- Type: Mental health trust
- Disbanded: 1 November 2024
- Hospitals: St Pancras Hospital
- Chair: Leisha Fullick
- Chief executive: Angela Mcnab
- Website: www.candi.nhs.uk

= Camden and Islington NHS Foundation Trust =

Camden and Islington NHS Foundation Trust provided mental health, substance misuse services and care for people with learning disabilities in part of London, England. It operated over twenty sites in Camden and Islington, but by far the largest site, and the location of its administrative headquarters, was the St Pancras Hospital.

It was the first Care Trust to be awarded NHS Foundation Trust status, in 2008. The first Chair of the Trust to be appointed after it became a Foundation Trust was Richard Arthur. In the event, it was his last public appointment (previous appointments had included Leader of Camden Council) as he chose to retire in September 2013, after four and a half years in post. He was succeeded as Chair of the Trust by the former chief executive of Islington Council Leisha Fullick. The appointment was made, after public advertisement and interview, on the proposal of the Nominations Committee of the Trust, and ratified by a vote, after discussion, of the Council of Governors. The Remuneration and Nominations committee, to give it its full title, also oversees the appointment process for the Non-Executive Directors of the Trust and also makes recommendations regarding pay and conditions. It consists of the Chair of the Trust, the Senior Independent Director of the Trust, and a majority of Governors elected by the Council of Governors. The chair of the committee is chosen by the committee, and the current (2015) chair is Wendy Savage.

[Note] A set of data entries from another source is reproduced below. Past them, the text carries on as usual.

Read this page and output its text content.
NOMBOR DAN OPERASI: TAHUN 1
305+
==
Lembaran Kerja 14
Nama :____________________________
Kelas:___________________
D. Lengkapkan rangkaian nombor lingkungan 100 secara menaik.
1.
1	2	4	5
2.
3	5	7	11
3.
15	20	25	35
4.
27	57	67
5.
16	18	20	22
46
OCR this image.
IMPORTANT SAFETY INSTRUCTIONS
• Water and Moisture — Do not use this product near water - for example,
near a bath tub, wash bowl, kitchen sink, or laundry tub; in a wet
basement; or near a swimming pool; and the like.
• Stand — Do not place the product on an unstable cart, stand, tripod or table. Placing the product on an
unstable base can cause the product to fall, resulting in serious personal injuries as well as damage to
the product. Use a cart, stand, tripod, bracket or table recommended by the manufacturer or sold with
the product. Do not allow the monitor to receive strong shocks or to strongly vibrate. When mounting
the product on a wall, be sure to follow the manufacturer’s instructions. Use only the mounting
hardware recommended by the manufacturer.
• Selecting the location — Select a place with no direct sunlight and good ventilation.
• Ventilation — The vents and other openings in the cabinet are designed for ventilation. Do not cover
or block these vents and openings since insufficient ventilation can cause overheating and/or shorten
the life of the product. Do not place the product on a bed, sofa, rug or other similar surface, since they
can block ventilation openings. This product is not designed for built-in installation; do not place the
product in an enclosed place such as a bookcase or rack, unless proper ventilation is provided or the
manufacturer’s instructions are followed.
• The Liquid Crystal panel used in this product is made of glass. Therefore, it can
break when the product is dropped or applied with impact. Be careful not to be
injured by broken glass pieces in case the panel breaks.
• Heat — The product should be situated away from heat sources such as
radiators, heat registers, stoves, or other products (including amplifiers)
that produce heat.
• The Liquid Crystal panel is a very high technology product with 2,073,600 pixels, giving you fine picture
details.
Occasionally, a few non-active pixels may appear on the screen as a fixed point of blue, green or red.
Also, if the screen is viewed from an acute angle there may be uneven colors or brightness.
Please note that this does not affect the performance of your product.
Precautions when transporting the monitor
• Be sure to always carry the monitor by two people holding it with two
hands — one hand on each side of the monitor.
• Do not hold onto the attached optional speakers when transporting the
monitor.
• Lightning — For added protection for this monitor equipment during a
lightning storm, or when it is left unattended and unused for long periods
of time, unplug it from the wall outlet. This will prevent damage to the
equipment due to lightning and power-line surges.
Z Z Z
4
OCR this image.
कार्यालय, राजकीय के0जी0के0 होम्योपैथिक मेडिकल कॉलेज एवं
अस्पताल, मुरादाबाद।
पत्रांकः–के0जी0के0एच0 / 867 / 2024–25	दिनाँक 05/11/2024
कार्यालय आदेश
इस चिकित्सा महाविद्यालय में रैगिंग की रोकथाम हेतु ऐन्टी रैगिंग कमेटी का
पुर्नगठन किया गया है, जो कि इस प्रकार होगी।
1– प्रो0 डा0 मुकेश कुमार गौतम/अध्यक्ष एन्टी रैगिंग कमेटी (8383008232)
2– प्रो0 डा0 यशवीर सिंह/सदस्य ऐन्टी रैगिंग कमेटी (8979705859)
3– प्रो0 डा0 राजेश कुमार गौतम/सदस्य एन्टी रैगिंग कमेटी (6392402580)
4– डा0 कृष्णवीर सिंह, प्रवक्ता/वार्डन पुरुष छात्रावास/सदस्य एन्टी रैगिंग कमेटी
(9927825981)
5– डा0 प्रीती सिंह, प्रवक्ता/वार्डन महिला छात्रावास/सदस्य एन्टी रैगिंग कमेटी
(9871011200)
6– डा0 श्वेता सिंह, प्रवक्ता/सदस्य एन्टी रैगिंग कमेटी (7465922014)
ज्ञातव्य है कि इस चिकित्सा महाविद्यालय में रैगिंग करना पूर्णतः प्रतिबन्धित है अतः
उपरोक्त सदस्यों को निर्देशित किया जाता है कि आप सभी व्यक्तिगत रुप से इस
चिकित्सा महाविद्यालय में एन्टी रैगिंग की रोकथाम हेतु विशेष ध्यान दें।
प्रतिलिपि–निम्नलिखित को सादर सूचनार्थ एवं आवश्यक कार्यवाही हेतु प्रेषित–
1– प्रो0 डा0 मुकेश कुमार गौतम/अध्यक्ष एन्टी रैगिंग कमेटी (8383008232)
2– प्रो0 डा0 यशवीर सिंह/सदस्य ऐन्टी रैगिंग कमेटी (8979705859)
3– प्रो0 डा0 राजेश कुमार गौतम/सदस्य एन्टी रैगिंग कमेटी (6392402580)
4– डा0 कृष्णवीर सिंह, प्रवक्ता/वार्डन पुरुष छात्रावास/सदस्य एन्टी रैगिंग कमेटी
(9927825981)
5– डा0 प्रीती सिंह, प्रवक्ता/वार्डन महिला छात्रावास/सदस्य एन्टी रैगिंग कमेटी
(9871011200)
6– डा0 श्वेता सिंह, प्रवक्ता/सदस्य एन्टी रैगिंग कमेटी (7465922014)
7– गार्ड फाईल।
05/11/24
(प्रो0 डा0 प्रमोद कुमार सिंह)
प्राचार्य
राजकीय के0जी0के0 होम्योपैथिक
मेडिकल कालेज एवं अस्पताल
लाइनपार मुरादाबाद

It was named by the Health Service Journal as one of the top hundred NHS trusts to work for in 2015. At that time it had 1774 full-time equivalent staff and a sickness absence rate of 2.54%. 55% of staff recommend it as a place for treatment and 56% recommended it as a place to work.

The trust started using the Carenotes electronic patient record system which can be accessed from mobile devices in September 2015.

In 2022 the trust announced its first integrated community mental health facility on its Lowther Road site. This is to be a new four-storey building with interview, counselling, and treatment rooms, and agile workspaces for staff, as well as a café and group collaboration zones. Kier Group are handling the £17 million contract.

On 1 November 2024, the Trust merged with Barnet, Enfield and Haringey Mental Health NHS Trust to form North London NHS Foundation Trust.